Когда мать была в духе, во время вечерней трапезы даже лампу не зажигали. Если я высказывал недовольство, она говорила:

– Есть не вышивать, неужто ты без света еду в нос занесешь?

Верно она говорила, действительно не занесу. Когда имеешь дело с матерью, проповедующей упорную борьбу, ничего не остается, как только покорно терпеть, ни капли не раздражаясь.

Обескураженная тем, что двигатель не заводится, мать вышла на улицу, может, поискать, с кем посоветоваться? А может, поискать Лао Ланя? Ну, это уж вряд ли, механизм этот из его дома выброшен, Лао Лань, конечно, знает его норов. Через некоторое время она торопливо вернулась и возбужденно заявила:

– Разводи огонь, сынок, немного подпалим этого сукиного сына!

– Это Лао Лань велел тебе поджечь его?

Она удивленно уставилась на меня:

– Что с тобой? Что ты на меня так смотришь?

– Ничего, – сказал я. – Поджигать так поджигать!

Она притащила от угла стены кучу бросовой резины, сложила под дизелем, принесла огня из дома и подожгла. Резина загорелась, заплясали языки желтого пламени, повалил черный дым и резкая вонь. За последние несколько лет мы насобирали много бросовой резины, которую нужно было переплавлять в квадратные формы, иначе компании по приемке утиля ее не принимали. В то время мы еще жили в центре деревни, и вонь от нашего производства вызывала яростный протест соседей слева и справа, а черный дым с сажей разносился с нашего двора по всей деревне.
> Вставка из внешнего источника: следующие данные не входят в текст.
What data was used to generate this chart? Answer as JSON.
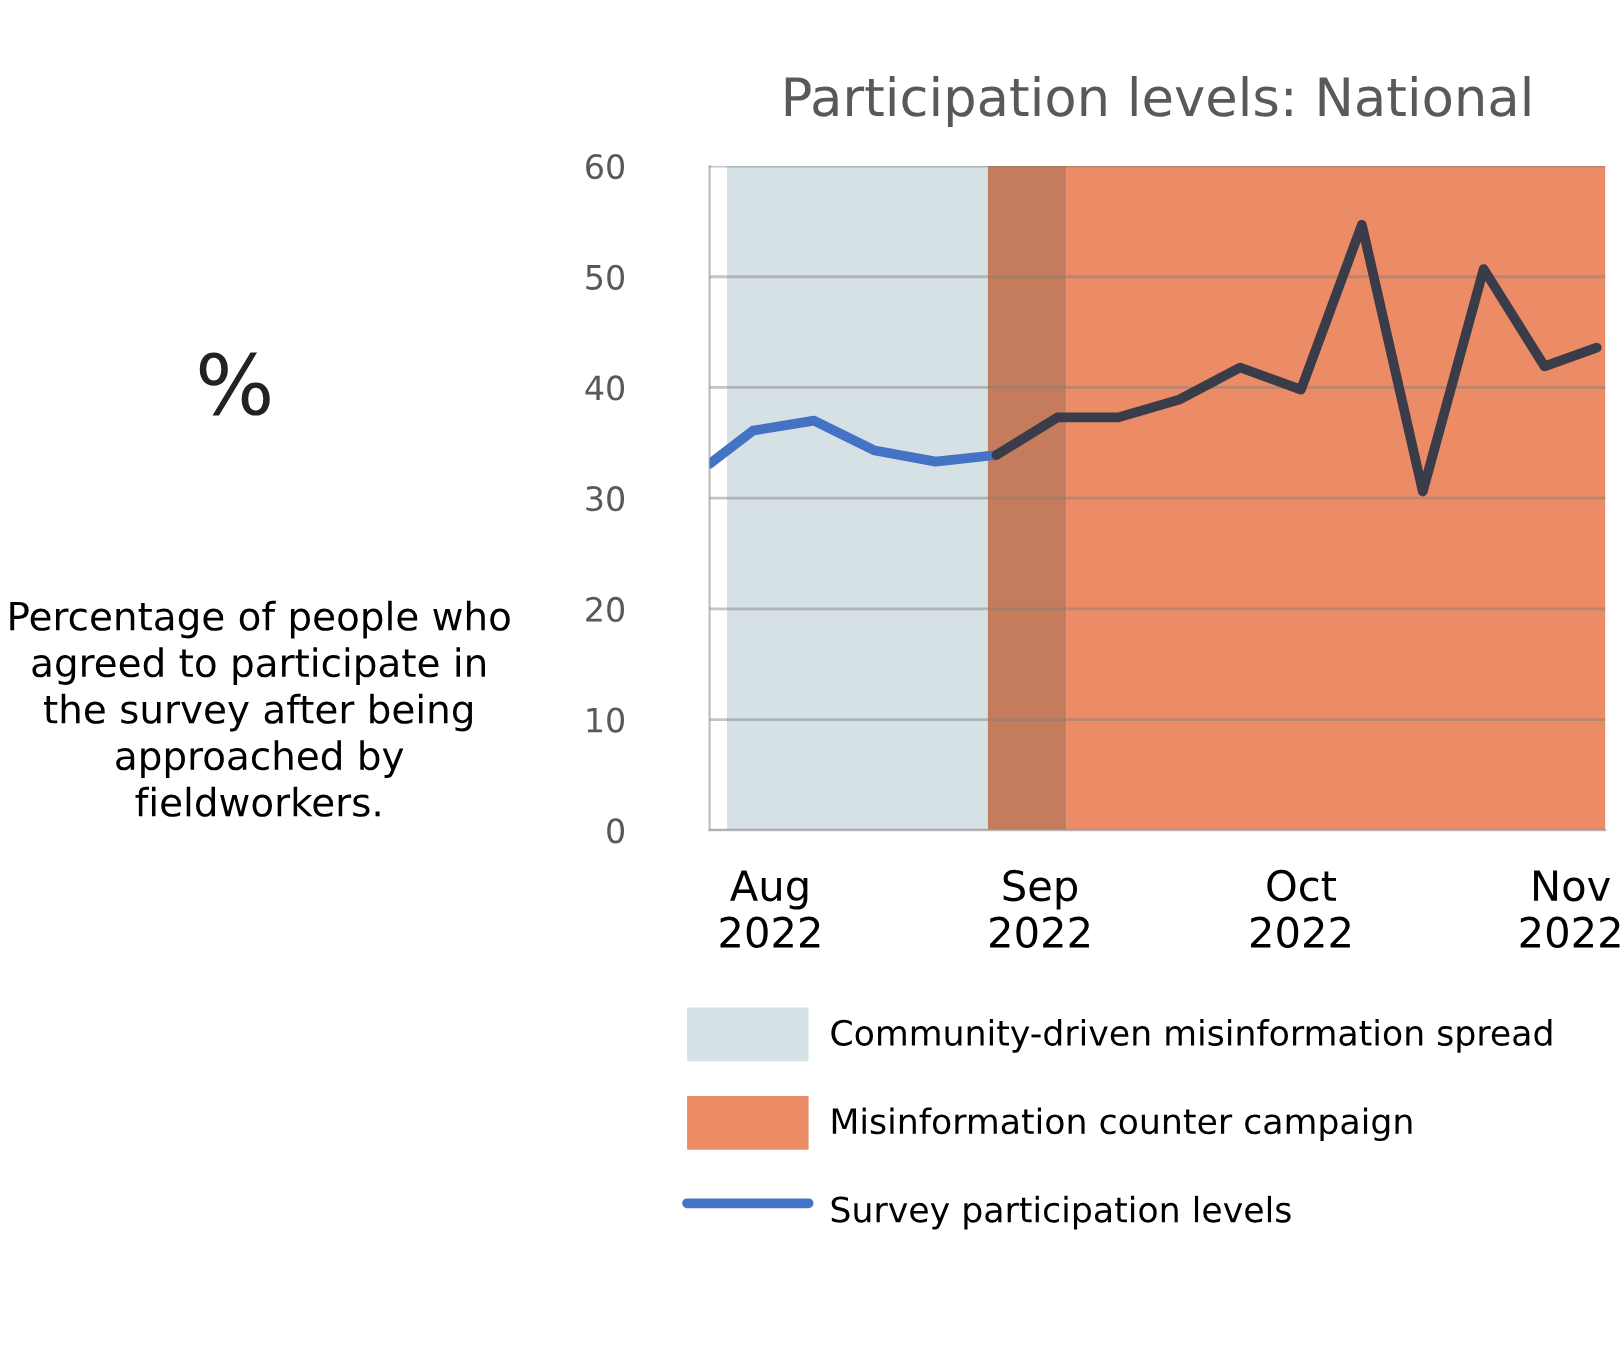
{
  "chart_data": {
    "type": "line",
    "title": "Participation levels: National",
    "ylabel": "%",
    "annotations": [
      "Percentage of people who agreed to participate in the survey after being approached by fieldworkers."
    ],
    "series": [
      {
        "name": "Survey participation levels",
        "color": "#4472c4",
        "x": [
          "2022-07-25",
          "2022-07-30",
          "2022-08-06",
          "2022-08-13",
          "2022-08-20",
          "2022-08-27"
        ],
        "values": [
          33.1,
          36.1,
          37.0,
          34.3,
          33.3,
          33.9
        ]
      },
      {
        "color": "#3a3c4a",
        "x": [
          "2022-08-27",
          "2022-09-03",
          "2022-09-10",
          "2022-09-17",
          "2022-09-24",
          "2022-10-01",
          "2022-10-08",
          "2022-10-15",
          "2022-10-22",
          "2022-10-29",
          "2022-11-04"
        ],
        "values": [
          33.9,
          37.3,
          37.3,
          38.9,
          41.8,
          39.8,
          54.7,
          30.6,
          50.7,
          41.9,
          43.6
        ]
      }
    ],
    "bands": [
      {
        "axis": "x",
        "from": "2022-07-27",
        "to": "2022-08-26",
        "label": "Community-driven misinformation spread",
        "color": "#d6e1e5"
      },
      {
        "axis": "x",
        "from": "2022-09-04",
        "to": "2022-11-05",
        "label": "Misinformation counter campaign",
        "color": "#eb8c67"
      },
      {
        "axis": "x",
        "from": "2022-08-26",
        "to": "2022-09-04",
        "color": "#c57c5c"
      }
    ],
    "xlim": [
      "2022-07-25",
      "2022-11-05"
    ],
    "xticks": [
      {
        "value": "2022-08-01",
        "label": "Aug\n2022"
      },
      {
        "value": "2022-09-01",
        "label": "Sep\n2022"
      },
      {
        "value": "2022-10-01",
        "label": "Oct\n2022"
      },
      {
        "value": "2022-11-01",
        "label": "Nov\n2022"
      }
    ],
    "ylim": [
      0,
      60
    ],
    "yticks": [
      0,
      10,
      20,
      30,
      40,
      50,
      60
    ],
    "grid": "y",
    "legend": "bottom",
    "line_style": "solid",
    "marker": "none"
  }
}
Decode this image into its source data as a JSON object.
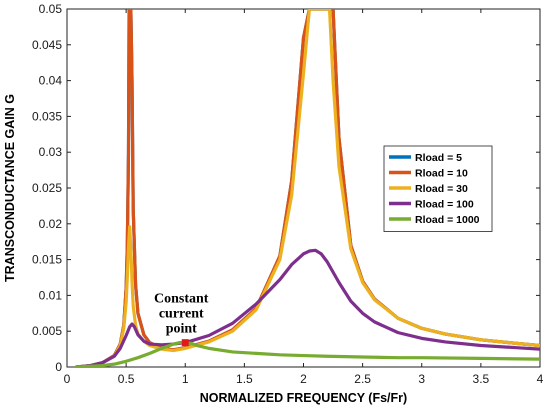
{
  "chart_data": {
    "type": "line",
    "xlabel": "NORMALIZED FREQUENCY (Fs/Fr)",
    "ylabel": "TRANSCONDUCTANCE GAIN G",
    "xlim": [
      0,
      4
    ],
    "ylim": [
      0,
      0.05
    ],
    "x_ticks": [
      0,
      0.5,
      1,
      1.5,
      2,
      2.5,
      3,
      3.5,
      4
    ],
    "x_tick_labels": [
      "0",
      "0.5",
      "1",
      "1.5",
      "2",
      "2.5",
      "3",
      "3.5",
      "4"
    ],
    "y_ticks": [
      0,
      0.005,
      0.01,
      0.015,
      0.02,
      0.025,
      0.03,
      0.035,
      0.04,
      0.045,
      0.05
    ],
    "y_tick_labels": [
      "0",
      "0.005",
      "0.01",
      "0.015",
      "0.02",
      "0.025",
      "0.03",
      "0.035",
      "0.04",
      "0.045",
      "0.05"
    ],
    "grid": false,
    "legend_position": "right",
    "series": [
      {
        "name": "Rload = 5",
        "color": "#0072BD",
        "x": [
          0.08,
          0.2,
          0.3,
          0.4,
          0.45,
          0.48,
          0.5,
          0.51,
          0.52,
          0.525,
          0.53,
          0.535,
          0.54,
          0.55,
          0.56,
          0.58,
          0.6,
          0.65,
          0.7,
          0.8,
          0.9,
          1.0,
          1.2,
          1.4,
          1.6,
          1.8,
          1.9,
          2.0,
          2.05,
          2.08,
          2.1,
          2.12,
          2.15,
          2.18,
          2.2,
          2.22,
          2.25,
          2.3,
          2.4,
          2.5,
          2.6,
          2.8,
          3.0,
          3.2,
          3.5,
          3.8,
          4.0
        ],
        "y": [
          0.0,
          0.0002,
          0.0006,
          0.0016,
          0.0032,
          0.0058,
          0.011,
          0.017,
          0.03,
          0.05,
          0.05,
          0.05,
          0.05,
          0.04,
          0.022,
          0.0115,
          0.0075,
          0.0045,
          0.0034,
          0.0026,
          0.0024,
          0.0027,
          0.0036,
          0.0052,
          0.0082,
          0.0155,
          0.026,
          0.046,
          0.05,
          0.05,
          0.05,
          0.05,
          0.05,
          0.05,
          0.05,
          0.05,
          0.05,
          0.032,
          0.017,
          0.012,
          0.0095,
          0.0068,
          0.0054,
          0.0046,
          0.0038,
          0.0033,
          0.003
        ]
      },
      {
        "name": "Rload = 10",
        "color": "#D95319",
        "x": [
          0.08,
          0.2,
          0.3,
          0.4,
          0.45,
          0.48,
          0.5,
          0.51,
          0.52,
          0.525,
          0.53,
          0.535,
          0.54,
          0.55,
          0.56,
          0.58,
          0.6,
          0.65,
          0.7,
          0.8,
          0.9,
          1.0,
          1.2,
          1.4,
          1.6,
          1.8,
          1.9,
          2.0,
          2.05,
          2.08,
          2.1,
          2.12,
          2.15,
          2.18,
          2.2,
          2.22,
          2.25,
          2.3,
          2.4,
          2.5,
          2.6,
          2.8,
          3.0,
          3.2,
          3.5,
          3.8,
          4.0
        ],
        "y": [
          0.0,
          0.0002,
          0.0006,
          0.0016,
          0.0032,
          0.0058,
          0.011,
          0.017,
          0.03,
          0.05,
          0.05,
          0.05,
          0.05,
          0.04,
          0.022,
          0.0115,
          0.0075,
          0.0045,
          0.0034,
          0.0026,
          0.0024,
          0.0027,
          0.0036,
          0.0052,
          0.0082,
          0.0155,
          0.026,
          0.046,
          0.05,
          0.05,
          0.05,
          0.05,
          0.05,
          0.05,
          0.05,
          0.05,
          0.05,
          0.032,
          0.017,
          0.012,
          0.0095,
          0.0068,
          0.0054,
          0.0046,
          0.0038,
          0.0033,
          0.003
        ]
      },
      {
        "name": "Rload = 30",
        "color": "#EDB120",
        "x": [
          0.08,
          0.2,
          0.3,
          0.4,
          0.45,
          0.48,
          0.5,
          0.51,
          0.52,
          0.53,
          0.54,
          0.55,
          0.56,
          0.58,
          0.6,
          0.65,
          0.7,
          0.8,
          0.9,
          1.0,
          1.2,
          1.4,
          1.6,
          1.8,
          1.9,
          2.0,
          2.05,
          2.08,
          2.1,
          2.12,
          2.15,
          2.18,
          2.2,
          2.22,
          2.25,
          2.3,
          2.4,
          2.5,
          2.6,
          2.8,
          3.0,
          3.2,
          3.5,
          3.8,
          4.0
        ],
        "y": [
          0.0,
          0.0002,
          0.0006,
          0.0015,
          0.003,
          0.0054,
          0.009,
          0.0125,
          0.0168,
          0.0196,
          0.0165,
          0.0118,
          0.0085,
          0.0058,
          0.0046,
          0.0036,
          0.003,
          0.0025,
          0.0023,
          0.0026,
          0.0035,
          0.005,
          0.008,
          0.015,
          0.024,
          0.041,
          0.05,
          0.05,
          0.05,
          0.05,
          0.05,
          0.05,
          0.05,
          0.05,
          0.04,
          0.028,
          0.0165,
          0.0118,
          0.0094,
          0.0068,
          0.0054,
          0.0046,
          0.0038,
          0.0033,
          0.003
        ]
      },
      {
        "name": "Rload = 100",
        "color": "#7E2F8E",
        "x": [
          0.08,
          0.2,
          0.3,
          0.4,
          0.45,
          0.5,
          0.53,
          0.55,
          0.57,
          0.6,
          0.65,
          0.7,
          0.8,
          0.9,
          1.0,
          1.2,
          1.4,
          1.6,
          1.8,
          1.9,
          2.0,
          2.05,
          2.1,
          2.15,
          2.2,
          2.3,
          2.4,
          2.5,
          2.6,
          2.8,
          3.0,
          3.2,
          3.5,
          3.8,
          4.0
        ],
        "y": [
          0.0,
          0.0002,
          0.0006,
          0.0015,
          0.0026,
          0.0044,
          0.0056,
          0.006,
          0.0056,
          0.0045,
          0.0036,
          0.0032,
          0.0031,
          0.0032,
          0.0034,
          0.0044,
          0.0061,
          0.0088,
          0.0122,
          0.0143,
          0.0158,
          0.0162,
          0.0163,
          0.0158,
          0.0147,
          0.0118,
          0.0092,
          0.0075,
          0.0063,
          0.0048,
          0.004,
          0.0035,
          0.003,
          0.0027,
          0.0025
        ]
      },
      {
        "name": "Rload = 1000",
        "color": "#77AC30",
        "x": [
          0.08,
          0.2,
          0.3,
          0.4,
          0.5,
          0.6,
          0.7,
          0.8,
          0.9,
          0.95,
          1.0,
          1.05,
          1.1,
          1.2,
          1.4,
          1.6,
          1.8,
          2.0,
          2.2,
          2.5,
          2.8,
          3.0,
          3.5,
          4.0
        ],
        "y": [
          0.0,
          0.0001,
          0.0002,
          0.0004,
          0.0008,
          0.0013,
          0.0019,
          0.0026,
          0.0032,
          0.0034,
          0.0034,
          0.0033,
          0.003,
          0.0026,
          0.0021,
          0.0019,
          0.0017,
          0.0016,
          0.0015,
          0.0014,
          0.0013,
          0.0013,
          0.0012,
          0.0011
        ]
      }
    ],
    "annotations": [
      {
        "text_lines": [
          "Constant",
          "current",
          "point"
        ],
        "x": 1.0,
        "y": 0.0034,
        "marker_color": "#E31A1C"
      }
    ]
  }
}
Началось с того, что соседка с восточной стороны, бабушка Чжан, принесла матери показать воду, зачерпнутую в чане их дома, мать вообще ничего там не увидела, а я заметил плавающие в ней частички, похожие на головастиков, это была сажа от горевшей у нас во дворе резины.

– Мать Сяотуна, – кипятилась Чжан, – тебе не стыдно заставлять нас пить такую воду? Мы от нее заболеть можем!

Мать ответила ей еще хлеще:

– Не стыдно, вот ни капельки не стыдно, а если вы, продавцы левого мяса, все перемрете, то-то будет славно!

Чжан хотела что-то добавить, но, глянув в налившиеся кровью от злости глаза матери, спасовала и отступилась. Позже еще несколько мужчин приходили к нам в дом с протестами. Мать в слезах выбежала на улицу и стала причитать, что несколько мужчин сообща обижают бедную вдову, призывая прохожих зайти и стать свидетелями. Лао Лань, дом которого располагался позади нашего, обладал властью утверждать земельные участки. Когда отец был еще с нами, мать прожужжала ему все уши, и он подал заявление на земельный участок, и от нас ожидалось подношение. Отец вообще не собирался дом строить, не думал он и о подношении, сказав мне потихоньку: «Мы, сынок, как будет у нас мясо, сами его съедим за милую душу, зачем кому-то отдавать?» После того, как отец ушел, мать тоже подавала прошение, а также поднесла упаковку печенья. Но не успела она выйти из его дома, как упаковка вылетела на улицу. Не прошло и полугода с того времени, как мы начали жечь резину, как однажды он повстречался нам на дороге в уездный центр. Он ехал на трехколесном мотоцикле салатного цвета с надписью «Полиция» на ветровом стекле. Белый шлем на голове, черная кожанка. В коляске восседала большая откормленная овчарка. С черными очками на носу она походила на ученого и так строго посматривала на нас, что у меня душа в пятки ушла. Тогда в нашем мотоблоке что-то сломалось, мать взволнованно крутилась туда-сюда, останавливала всех подряд – машины, пешеходов – и просила помочь, но никто не откликался. Мы остановили этот мотоцикл, но поняли, что это Лао Лань, лишь когда он снял шлем. Сойдя с мотоцикла, он пнул ржавый борт и презрительно бросил:

– Давно надо было уже поменять эту развалюху!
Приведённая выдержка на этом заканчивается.